You can at least respect me enough to do that.
Fri, June 2 at 6:25 pm to Sean
I’ve tried and you’ve made it hard for me to do it that way.
I tried Wednesday and you wouldn’t listen.
I don’t want to talk to you right now.
Fri, June 2 at 6:25 pm to Rachel
You’ve said to me in the past that breaking up over a text is something you’d never do.
Fri, June 2 at 6:25 pm to Sean
And I felt like I had no choice here.
Fri, June 2 at 6:25 pm to Rachel
I need my fucking medication Rachel. We need to sort out all of your belongings.
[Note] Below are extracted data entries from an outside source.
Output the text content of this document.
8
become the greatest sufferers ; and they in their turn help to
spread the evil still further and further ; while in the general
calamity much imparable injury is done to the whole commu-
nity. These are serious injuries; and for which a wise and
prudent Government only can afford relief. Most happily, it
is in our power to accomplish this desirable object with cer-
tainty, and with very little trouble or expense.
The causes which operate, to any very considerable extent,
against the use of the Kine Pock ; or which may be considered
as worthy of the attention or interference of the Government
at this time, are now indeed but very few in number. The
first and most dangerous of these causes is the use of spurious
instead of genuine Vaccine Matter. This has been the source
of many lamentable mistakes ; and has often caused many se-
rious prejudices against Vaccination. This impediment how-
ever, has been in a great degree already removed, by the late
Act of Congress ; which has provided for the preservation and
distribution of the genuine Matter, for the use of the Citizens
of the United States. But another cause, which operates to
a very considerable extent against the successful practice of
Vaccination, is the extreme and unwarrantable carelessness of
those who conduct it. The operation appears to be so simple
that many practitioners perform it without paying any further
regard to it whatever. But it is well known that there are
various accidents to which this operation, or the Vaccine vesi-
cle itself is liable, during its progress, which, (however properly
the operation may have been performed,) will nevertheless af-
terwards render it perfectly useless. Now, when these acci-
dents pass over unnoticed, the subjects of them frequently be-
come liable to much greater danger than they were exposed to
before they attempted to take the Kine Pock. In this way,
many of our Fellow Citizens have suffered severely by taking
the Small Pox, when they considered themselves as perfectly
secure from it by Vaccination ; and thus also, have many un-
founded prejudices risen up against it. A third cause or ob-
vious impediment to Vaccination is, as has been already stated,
His medication. A slight laugh did leave her lips at that message. Just as it did the night she broke up with him, surrounded by her family as they fed her liquid courage to take this step. How she thought she would back down, that she wouldn’t be strong enough. But she put her phone on Do Not Disturb and she went to her Uncle’s and waited until she felt like she would be able to truly walk away. At first she thought she may cave– possibly attempting to go up there to talk to him, but then he showed his colors of only caring about himself and she stood her ground.
Maybe it was the liquor or her family in the background turning this small event into a party, but for that night she felt strong. Until she didn’t. Until hours later, a few bottles down, she broke down. What did she do? The fear of her future came crashing down. Her mind was ready to sleep for the night but unable to shake the feeling that she was not meant to be in this location, but rather up with him in his bed. It was what she knew.
Her family tried to talk sense into her about it. One moment she would agree with them and start to feel okay, but then a switch would turn and she would be sticking up for him. Fighting for him. Eventually they got her to sleep though. And in the morning when she woke up, she felt like her world was on fire around her. She felt as though she was burning into oblivion. She needed him back.
A month of therapy. A month of acting as though she was moving on before she returned.
I think I have Stockholm Syndrome– get it because you live in Stockholm?